Achievements & Some Success Stories

We have been through the grind of very tough lessons in development here in Africa. Uthango continues to achieve measurable success in spite of - or because of (!!) - difficult times. Development apathy, donor fatigue, the global economic crisis and above all, lack of political leadership impact directly on our vision. A shared passion for innovation and development motivates the team and we developed some key assets to overcome barriers. Our Directors venture beyond traditional approaches to implement new models of social investment and social enterprises. Consider reading our company profile under ABOUT US for more on our track-record.

Most of our success stories break new ground in development practices to ensure benefits in communities. We treasure our relationships with individual beneficiaries. People matter most in our company and in our projects. The stories of their lives, and their successes, we acknowledge and celebrate, as these have inspired us...

Volunteer Torin Perez's enjoys our 'Snack Sneakers Programme' in South Africa

The WorldTeach programme of Harvard University brought students from USA to our organisation. Afterwards, they gave 'Honorable Mention' to the journal entry of Torin Perez and we post it here for all those volunteers thinking to team up with Uthango:

South Africa 2006

This summer I am working for the WorldTeach program, which is a non-profit, non-governmental organization. WorldTeach provides opportunities for individuals to make a meaningful contribution to international education by living and working as volunteer teachers in developing countries. When an individual makes a commitment to a program such as this one, the beauty of non-profit service can truly be seen.

My experience in Cape Town, South Africa is surely one that I will always remember. Being here is a dream come true. All of my family members have desired to make a trip to a country in Africa but have not been fortunate enough to get the chance. Granted my wish at such an early age, I feel very blessed, and am humbled by every moment of the days that I spend here.

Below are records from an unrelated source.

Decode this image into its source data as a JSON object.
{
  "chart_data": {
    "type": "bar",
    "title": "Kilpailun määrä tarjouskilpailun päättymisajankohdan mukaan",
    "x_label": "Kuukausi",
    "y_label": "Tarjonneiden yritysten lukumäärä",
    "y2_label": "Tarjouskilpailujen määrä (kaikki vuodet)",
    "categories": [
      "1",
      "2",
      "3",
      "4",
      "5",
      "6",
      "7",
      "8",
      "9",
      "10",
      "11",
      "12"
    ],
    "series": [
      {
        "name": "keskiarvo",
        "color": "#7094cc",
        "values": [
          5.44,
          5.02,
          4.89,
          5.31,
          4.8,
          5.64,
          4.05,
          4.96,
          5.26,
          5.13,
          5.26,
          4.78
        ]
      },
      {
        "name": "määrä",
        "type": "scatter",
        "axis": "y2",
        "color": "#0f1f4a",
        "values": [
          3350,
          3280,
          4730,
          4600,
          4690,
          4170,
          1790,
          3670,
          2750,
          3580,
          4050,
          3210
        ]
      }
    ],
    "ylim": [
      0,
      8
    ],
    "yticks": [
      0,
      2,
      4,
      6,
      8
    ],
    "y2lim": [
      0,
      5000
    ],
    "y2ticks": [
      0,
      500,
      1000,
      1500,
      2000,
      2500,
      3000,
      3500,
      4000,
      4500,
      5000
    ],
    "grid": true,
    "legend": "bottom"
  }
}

To be truthful, I am so overwhelmed by how much I am learning and by how enriched I feel that it is very difficult to pick only one valuable experience. I have been brought here with WorldTeach, but it feels more like WorldLearn. But if I have to pick one, it would have to be my experience here as an American. Since the first day I have been here, I have been referred to as an American: “The American,” “this is a university student from America ,” “his name is Torin and he is a volunteer teacher from America who has come here to help us.” Everywhere that we go, we are looked at as a doorway of hope, a gateway to a better future, which has forced me to think about what being an American really means. I have gathered a sense of pride in my country and I have personally delegated myself the responsibility of upholding what I represent to the South Africans that I meet.

The first phase of the South Africa summer program took place from mid-June to mid-July while the students were on a recess from school. The program I was involved in, Snack Sneakers, was designed (by Uthango project leaders) for Grade 7 students from Masiphumelele, one of the black townships. Ten volunteers total, we taught basic entrepreneurship skills and business concepts to 35 students. In an environment like Masiphumelele where unemployment is very common, starting a business on your own is the best alternative for an individual seeking success. Many terms such as “loan” and “wholesaler” were foreign words and working with ESL students made our assignment even more challenging.

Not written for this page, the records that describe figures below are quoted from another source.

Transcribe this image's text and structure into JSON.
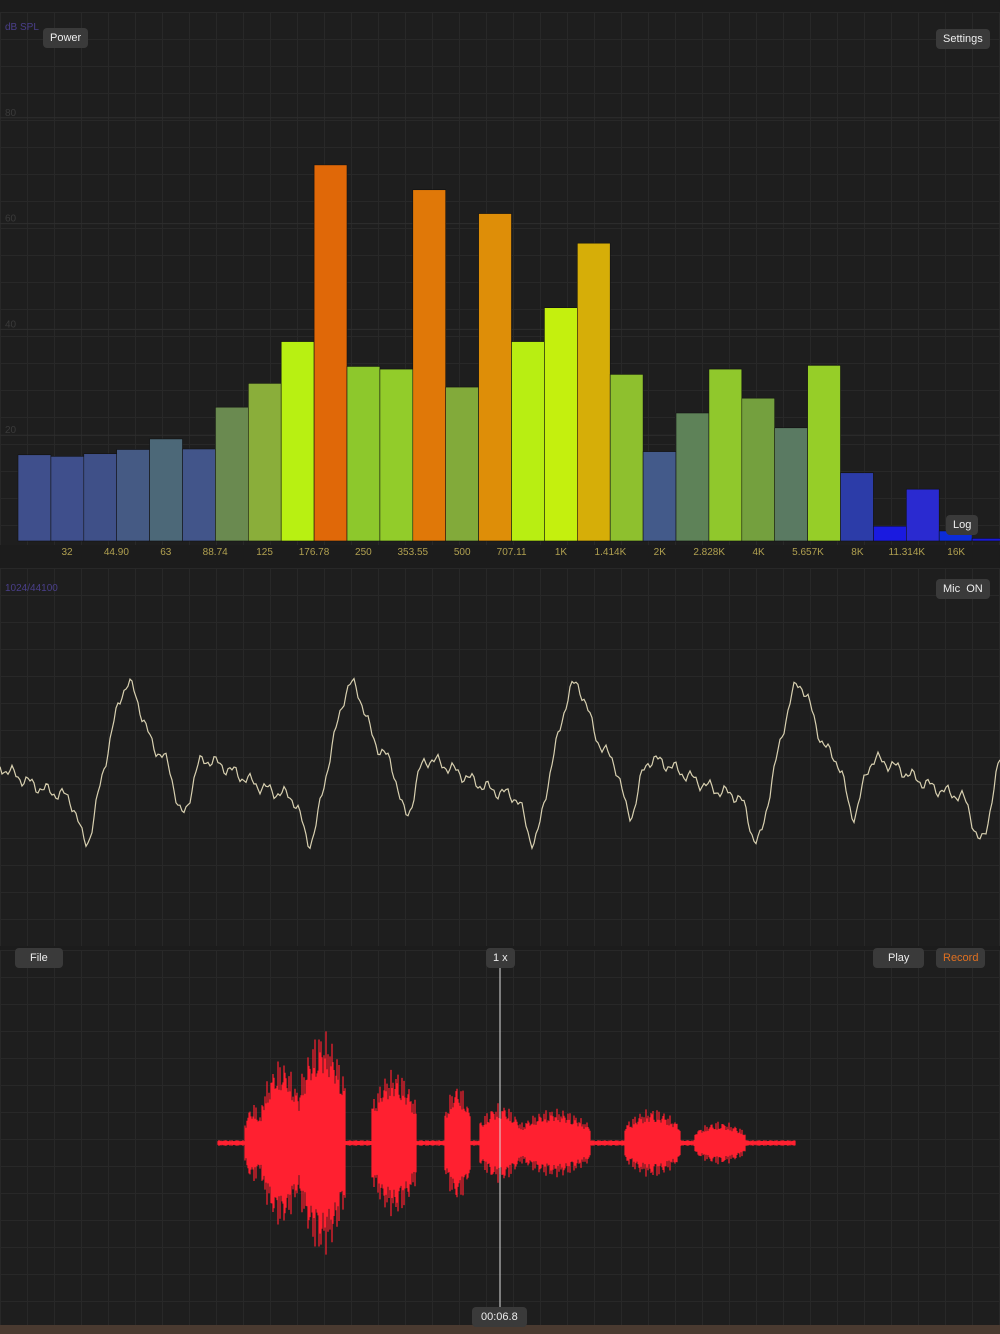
{
  "spectrum": {
    "type": "bar",
    "y_label": "dB SPL",
    "ylim": [
      0,
      100
    ],
    "yticks": [
      20,
      40,
      60,
      80
    ],
    "values": [
      16.3,
      16,
      16.5,
      17.3,
      19.3,
      17.4,
      25.3,
      29.8,
      37.7,
      71.1,
      33,
      32.5,
      66.4,
      29.1,
      61.9,
      37.7,
      44.1,
      56.3,
      31.5,
      16.9,
      24.2,
      32.5,
      27,
      21.4,
      33.2,
      12.9,
      2.8,
      9.8,
      1.9,
      0.5
    ],
    "colors": [
      "#3f4f8c",
      "#3f4f8c",
      "#3f5088",
      "#455a84",
      "#4c6878",
      "#42558a",
      "#6a8a50",
      "#8aae3a",
      "#b8f012",
      "#e06808",
      "#8dc82c",
      "#92cc2a",
      "#e07808",
      "#82aa3a",
      "#de8e08",
      "#b8ee12",
      "#c4f00e",
      "#d6ae08",
      "#8ec02e",
      "#435a8a",
      "#5e8258",
      "#90c82c",
      "#74a03e",
      "#5a7a62",
      "#96ce28",
      "#2c3ca8",
      "#1a1ae0",
      "#2a2ad0",
      "#0c2cd8",
      "#1a1ad8"
    ],
    "xtick_labels": [
      "32",
      "44.90",
      "63",
      "88.74",
      "125",
      "176.78",
      "250",
      "353.55",
      "500",
      "707.11",
      "1K",
      "1.414K",
      "2K",
      "2.828K",
      "4K",
      "5.657K",
      "8K",
      "11.314K",
      "16K"
    ]
  },
  "buttons": {
    "power": "Power",
    "settings": "Settings",
    "log": "Log",
    "mic": "Mic  ON",
    "file": "File",
    "speed": "1 x",
    "play": "Play",
    "record": "Record"
  },
  "waveform_label": "1024/44100",
  "time": "00:06.8"
}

During the program we acted as actual bankers and wholesalers and allowed the students to buy and sell sweets and chips while teaching them about other facets such as public relations and marketing. We also stressed principles like respect, commitment, punctuality, honesty, self-confidence, persistence, responsibility, and teamwork. The children were initially attracted to the program because money and sweets were involved, but in the end they realized that there was a lot more to entrepreneurship than that. Through team-building exercises and small classroom lessons, they learned more about entrepreneurship than they ever thought they could. I never thought I would be teaching a business course, but I never doubted myself, I never doubted my colleagues, and I never forgot our goals.

The name Masiphumelele means “we will succeed.” Having formed during the Apartheid era, Masiphumelele still exhibits much poverty and a general lack of resources. I hope that what we have done here can at least on a micro-scale contribute to the Masiphumelele community, helping it live up to the meaning of its name.

The morning of the last day of the Snack Sneakers program I was touched by the tribal song recitals of the children. Previously, whenever a teacher walked into the room, the noise dropped to silence. But on this day, the song continued, and as I listened, my eyes couldn’t help but well up with tears. Something about their voices and the song raised my spirits and made me feel appreciated. But more importantly, it represented their own pride in themselves, their culture, and their country. What is most satisfying to me is that I am confident that the 25 children who were dedicated throughout and completed the entire two-week duration are on the road to a brighter future, and I know that their hunger for better lives will lead them on to bigger and better things.